O governo tenta oferecer soluções offline para locais aonde a internet não chega. Na zona rural, milhares de carteiros foram transformados em agências bancárias ambulantes. Eles vão de porta em porta fazendo transações bancárias para pessoas que não têm celular ou acesso à internet –sacar dinheiro, pagar contas, receber benefícios do governo.

Mas, segundo escreveu em artigo Apar Gupta, fundador da Internet Freedom Foundation, “houve múltiplos relatos de graves violações dessas bases de dados, vazamentos de informações sensíveis das pessoas, incluindo dados bancários, e coleta ou uso de dados pessoais por parte do governo e de empresas privadas sem consentimento”.

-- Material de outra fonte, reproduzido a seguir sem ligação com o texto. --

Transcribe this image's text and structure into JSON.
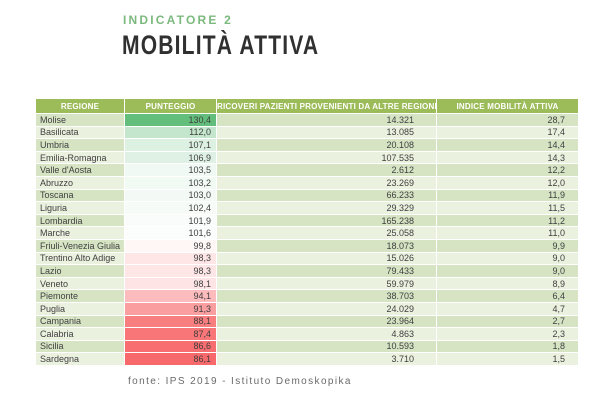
{
  "header": {
    "kicker": "INDICATORE 2",
    "title": "MOBILITÀ ATTIVA"
  },
  "footer": {
    "source": "fonte: IPS 2019 - Istituto Demoskopika"
  },
  "colors": {
    "header_bg": "#9CBB59",
    "row_odd": "#D6E4C4",
    "row_even": "#EBF1DF",
    "kicker": "#7CB97E",
    "title": "#303030",
    "cell_text": "#3F3F3F",
    "footer": "#6A6A6A",
    "scale_high": "#63BE7B",
    "scale_mid": "#FFFFFF",
    "scale_low": "#F8696B"
  },
  "chart_data": {
    "type": "table",
    "title": "MOBILITÀ ATTIVA",
    "subtitle": "INDICATORE 2",
    "columns": [
      "REGIONE",
      "PUNTEGGIO",
      "RICOVERI PAZIENTI PROVENIENTI DA ALTRE REGIONI",
      "INDICE MOBILITÀ ATTIVA"
    ],
    "color_scale": {
      "applies_to": "PUNTEGGIO",
      "low": "#F8696B",
      "mid": "#FFFFFF",
      "high": "#63BE7B"
    },
    "rows": [
      {
        "regione": "Molise",
        "punteggio": "130,4",
        "ricoveri": "14.321",
        "indice": "28,7",
        "score_color": "#63BE7B"
      },
      {
        "regione": "Basilicata",
        "punteggio": "112,0",
        "ricoveri": "13.085",
        "indice": "17,4",
        "score_color": "#C4E6CD"
      },
      {
        "regione": "Umbria",
        "punteggio": "107,1",
        "ricoveri": "20.108",
        "indice": "14,4",
        "score_color": "#DDF1E3"
      },
      {
        "regione": "Emilia-Romagna",
        "punteggio": "106,9",
        "ricoveri": "107.535",
        "indice": "14,3",
        "score_color": "#DEF1E4"
      },
      {
        "regione": "Valle d'Aosta",
        "punteggio": "103,5",
        "ricoveri": "2.612",
        "indice": "12,2",
        "score_color": "#F0F9F3"
      },
      {
        "regione": "Abruzzo",
        "punteggio": "103,2",
        "ricoveri": "23.269",
        "indice": "12,0",
        "score_color": "#F2FAF4"
      },
      {
        "regione": "Toscana",
        "punteggio": "103,0",
        "ricoveri": "66.233",
        "indice": "11,9",
        "score_color": "#F3FAF5"
      },
      {
        "regione": "Liguria",
        "punteggio": "102,4",
        "ricoveri": "29.329",
        "indice": "11,5",
        "score_color": "#F6FBF7"
      },
      {
        "regione": "Lombardia",
        "punteggio": "101,9",
        "ricoveri": "165.238",
        "indice": "11,2",
        "score_color": "#F9FCFA"
      },
      {
        "regione": "Marche",
        "punteggio": "101,6",
        "ricoveri": "25.058",
        "indice": "11,0",
        "score_color": "#FAFDFB"
      },
      {
        "regione": "Friuli-Venezia Giulia",
        "punteggio": "99,8",
        "ricoveri": "18.073",
        "indice": "9,9",
        "score_color": "#FFF6F6"
      },
      {
        "regione": "Trentino Alto Adige",
        "punteggio": "98,3",
        "ricoveri": "15.026",
        "indice": "9,0",
        "score_color": "#FEE6E7"
      },
      {
        "regione": "Lazio",
        "punteggio": "98,3",
        "ricoveri": "79.433",
        "indice": "9,0",
        "score_color": "#FEE6E7"
      },
      {
        "regione": "Veneto",
        "punteggio": "98,1",
        "ricoveri": "59.979",
        "indice": "8,9",
        "score_color": "#FEE4E5"
      },
      {
        "regione": "Piemonte",
        "punteggio": "94,1",
        "ricoveri": "38.703",
        "indice": "6,4",
        "score_color": "#FCBBBC"
      },
      {
        "regione": "Puglia",
        "punteggio": "91,3",
        "ricoveri": "24.029",
        "indice": "4,7",
        "score_color": "#FA9EA0"
      },
      {
        "regione": "Campania",
        "punteggio": "88,1",
        "ricoveri": "23.964",
        "indice": "2,7",
        "score_color": "#F97E7F"
      },
      {
        "regione": "Calabria",
        "punteggio": "87,4",
        "ricoveri": "4.863",
        "indice": "2,3",
        "score_color": "#F97678"
      },
      {
        "regione": "Sicilia",
        "punteggio": "86,6",
        "ricoveri": "10.593",
        "indice": "1,8",
        "score_color": "#F86E70"
      },
      {
        "regione": "Sardegna",
        "punteggio": "86,1",
        "ricoveri": "3.710",
        "indice": "1,5",
        "score_color": "#F8696B"
      }
    ]
  }
}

Para CV Madhukar, presidente da Co-Develop, organização que financia a implementação de DPI em outros países, as nações em desenvolvimento têm uma vantagem. As economias ocidentais vêm se digitalizando nos últimos 40 anos e têm como legado uma estrutura compartimentalizada, que atrapalha a integração. Já nos países em desenvolvimento, não existe esse legado, estão começando do zero.

“São como se fossem rodovias digitais, ativos públicos de que todos os governos precisam e, a partir deles, constroem camadas interoperáveis”, disse. A Co-Develop é bancada pela Bill and Melinda Gates Foundation, por Nandan Nilekani, Rockfeller Foundation e Omidyar Network. “A DPI funciona da mesma maneira que eletricidade, estradas e telefonia: são serviços públicos, não podem beneficiar apenas monopólios ou oligopólios privados.”